Немец с нижней дороги следил за нами, и Фридрих явно томился. И мальчик томился. То ли с нами неуютно, то ли разговаривать с нами на глазах у кричавшего. И тут мы увидели, как немец с нижней дороги замахал руками, показывая кому-то на нас. Мимо, раскачивая педали, словно решившись с ходу проскочить опасное место, промчался велосипедист. И тоже выкрикнул что-то обещающее. Он оглянулся, и лицо у него было, как у пережившего незаконную и незаслуженную опасность. На повороте снова оглянулся и опять что-то пообещал. Мы распрощались и направились в сторону Лангенберга, а Фридрих и мальчик опустились на нижнюю дорогу. Фридрих что-то сказал немцу, но тот не согласился, закричал. Мол, все одинаковы, знакомые и незнакомые. И двинулся по своей дороге вслед за нами. То ли себя подбадривая, то ли нас пугая, ругался, и, судя по интонации, тут были и самые зловещие обещания и общие соображения. Но, в конце концов, собственные заботы отвлекли его, и он отстал.

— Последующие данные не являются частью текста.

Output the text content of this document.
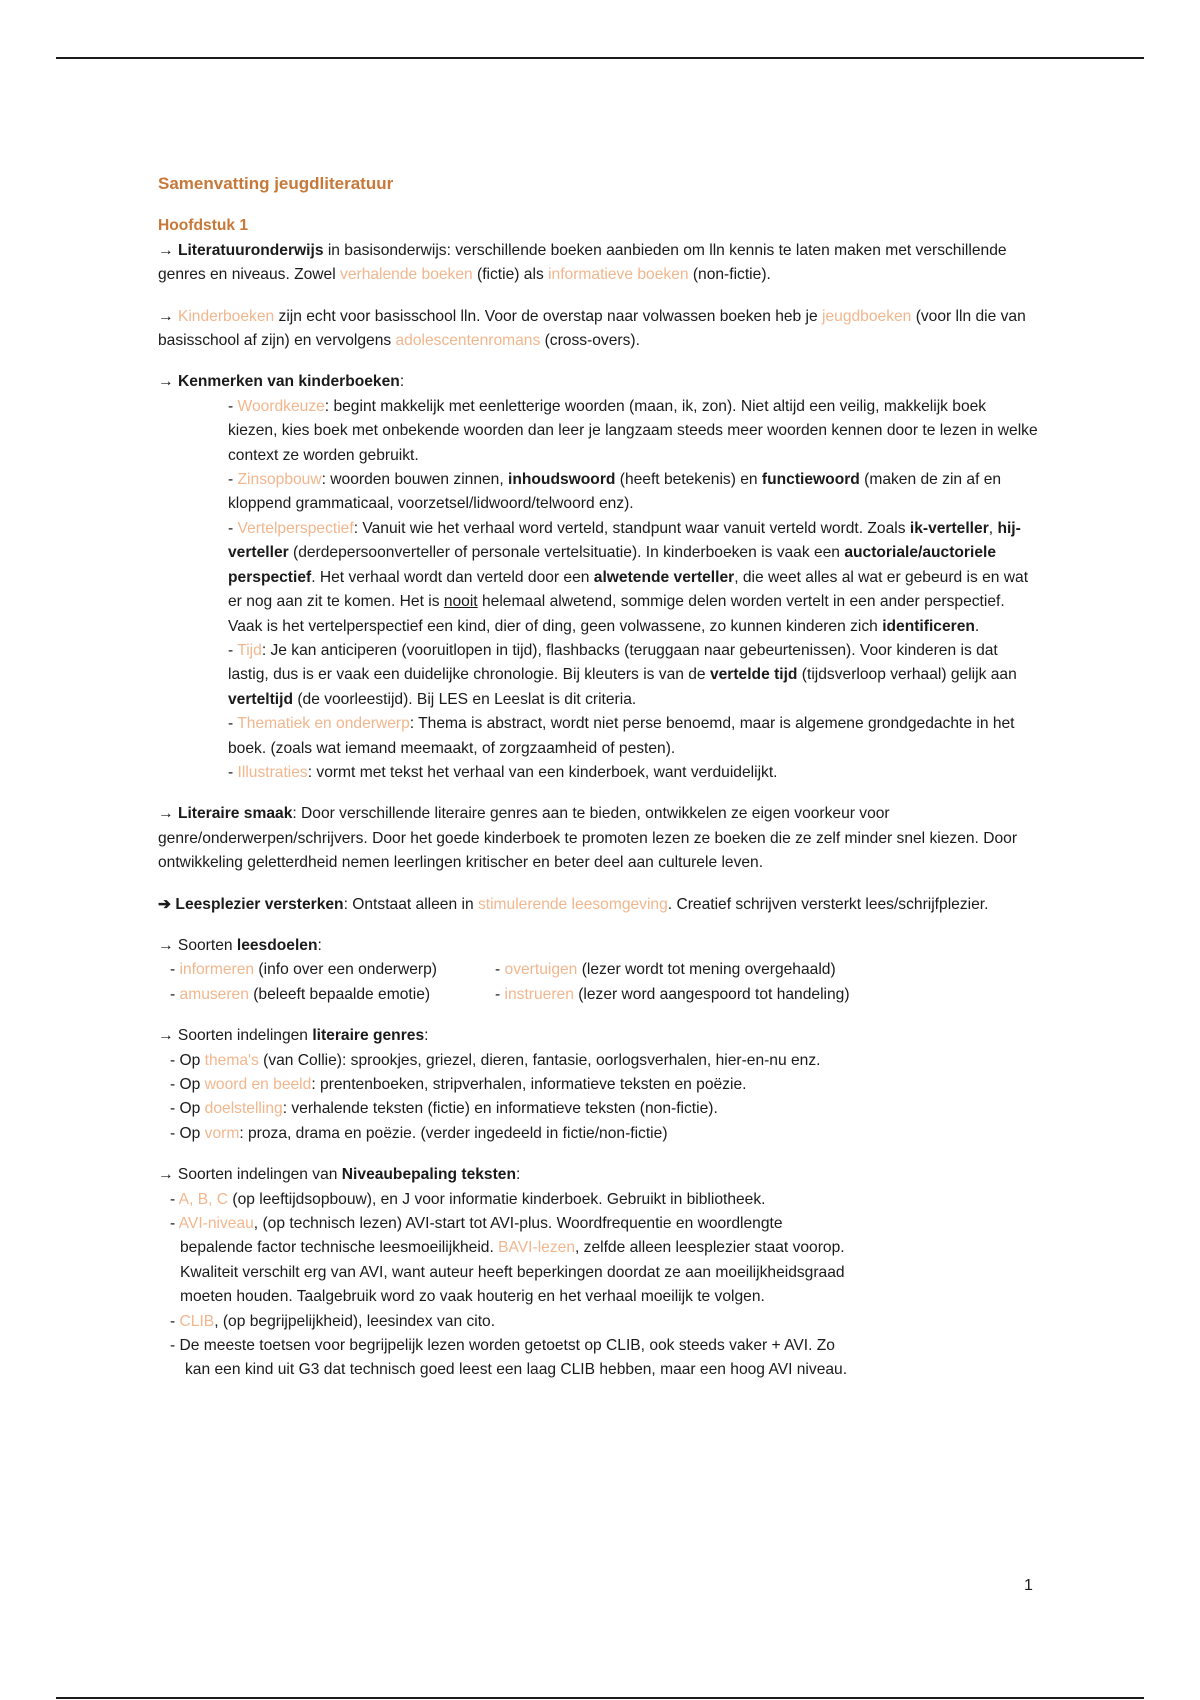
Samenvatting jeugdliteratuur

Hoofdstuk 1

→ Literatuuronderwijs in basisonderwijs: verschillende boeken aanbieden om lln kennis te laten maken met verschillende genres en niveaus. Zowel verhalende boeken (fictie) als informatieve boeken (non-fictie).

→ Kinderboeken zijn echt voor basisschool lln. Voor de overstap naar volwassen boeken heb je jeugdboeken (voor lln die van basisschool af zijn) en vervolgens adolescentenromans (cross-overs).

→ Kenmerken van kinderboeken:

- Woordkeuze: begint makkelijk met eenletterige woorden (maan, ik, zon). Niet altijd een veilig, makkelijk boek kiezen, kies boek met onbekende woorden dan leer je langzaam steeds meer woorden kennen door te lezen in welke context ze worden gebruikt.
- Zinsopbouw: woorden bouwen zinnen, inhoudswoord (heeft betekenis) en functiewoord (maken de zin af en kloppend grammaticaal, voorzetsel/lidwoord/telwoord enz).
- Vertelperspectief: Vanuit wie het verhaal word verteld, standpunt waar vanuit verteld wordt. Zoals ik-verteller, hij-verteller (derdepersoonverteller of personale vertelsituatie). In kinderboeken is vaak een auctoriale/auctoriele perspectief. Het verhaal wordt dan verteld door een alwetende verteller, die weet alles al wat er gebeurd is en wat er nog aan zit te komen. Het is nooit helemaal alwetend, sommige delen worden vertelt in een ander perspectief. Vaak is het vertelperspectief een kind, dier of ding, geen volwassene, zo kunnen kinderen zich identificeren.
- Tijd: Je kan anticiperen (vooruitlopen in tijd), flashbacks (teruggaan naar gebeurtenissen). Voor kinderen is dat lastig, dus is er vaak een duidelijke chronologie. Bij kleuters is van de vertelde tijd (tijdsverloop verhaal) gelijk aan verteltijd (de voorleestijd). Bij LES en Leeslat is dit criteria.
- Thematiek en onderwerp: Thema is abstract, wordt niet perse benoemd, maar is algemene grondgedachte in het boek. (zoals wat iemand meemaakt, of zorgzaamheid of pesten).
- Illustraties: vormt met tekst het verhaal van een kinderboek, want verduidelijkt.

→ Literaire smaak: Door verschillende literaire genres aan te bieden, ontwikkelen ze eigen voorkeur voor genre/onderwerpen/schrijvers. Door het goede kinderboek te promoten lezen ze boeken die ze zelf minder snel kiezen. Door ontwikkeling geletterdheid nemen leerlingen kritischer en beter deel aan culturele leven.

➔ Leesplezier versterken: Ontstaat alleen in stimulerende leesomgeving. Creatief schrijven versterkt lees/schrijfplezier.

→ Soorten leesdoelen:
- informeren (info over een onderwerp)	- overtuigen (lezer wordt tot mening overgehaald)
- amuseren (beleeft bepaalde emotie)	- instrueren (lezer word aangespoord tot handeling)
→ Soorten indelingen literaire genres:
- Op thema's (van Collie): sprookjes, griezel, dieren, fantasie, oorlogsverhalen, hier-en-nu enz.
- Op woord en beeld: prentenboeken, stripverhalen, informatieve teksten en poëzie.
- Op doelstelling: verhalende teksten (fictie) en informatieve teksten (non-fictie).
- Op vorm: proza, drama en poëzie. (verder ingedeeld in fictie/non-fictie)
→ Soorten indelingen van Niveaubepaling teksten:
- A, B, C (op leeftijdsopbouw), en J voor informatie kinderboek. Gebruikt in bibliotheek.
- AVI-niveau, (op technisch lezen) AVI-start tot AVI-plus. Woordfrequentie en woordlengte
bepalende factor technische leesmoeilijkheid. BAVI-lezen, zelfde alleen leesplezier staat voorop.
Kwaliteit verschilt erg van AVI, want auteur heeft beperkingen doordat ze aan moeilijkheidsgraad
moeten houden. Taalgebruik word zo vaak houterig en het verhaal moeilijk te volgen.
- CLIB, (op begrijpelijkheid), leesindex van cito.
- De meeste toetsen voor begrijpelijk lezen worden getoetst op CLIB, ook steeds vaker + AVI. Zo
kan een kind uit G3 dat technisch goed leest een laag CLIB hebben, maar een hoog AVI niveau.
1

– За поворотом сойдем с дороги,– сказал Ванюша.
Не дошли, услышали догоняющий автомобильный рев.
– Сойдем с дороги,– сказал Ванюша,– не оглядывайся.
Рев превратился в наезжающий, оборвался за нашими спинами. Надо было оглядываться, но мы еще секунду помедлили. Из кювета я увидел над собой высокую машину, из которой трое целились в нас. Целившийся в меня был возбужден погоней, и еще было в лице его что-то веселое: «Оглянулся?» Секунду держалась отчаянная надежда: машина военная, не полицейская, шофер не глядит на нас. Попугают, и он сразу же погонит дальше. Но трое спрыгнули. Я понял – все! Почувствовал, как обессилила меня надежда. Еще было ожидание Ванюшиного выстрела и ощущение утраченной секунды.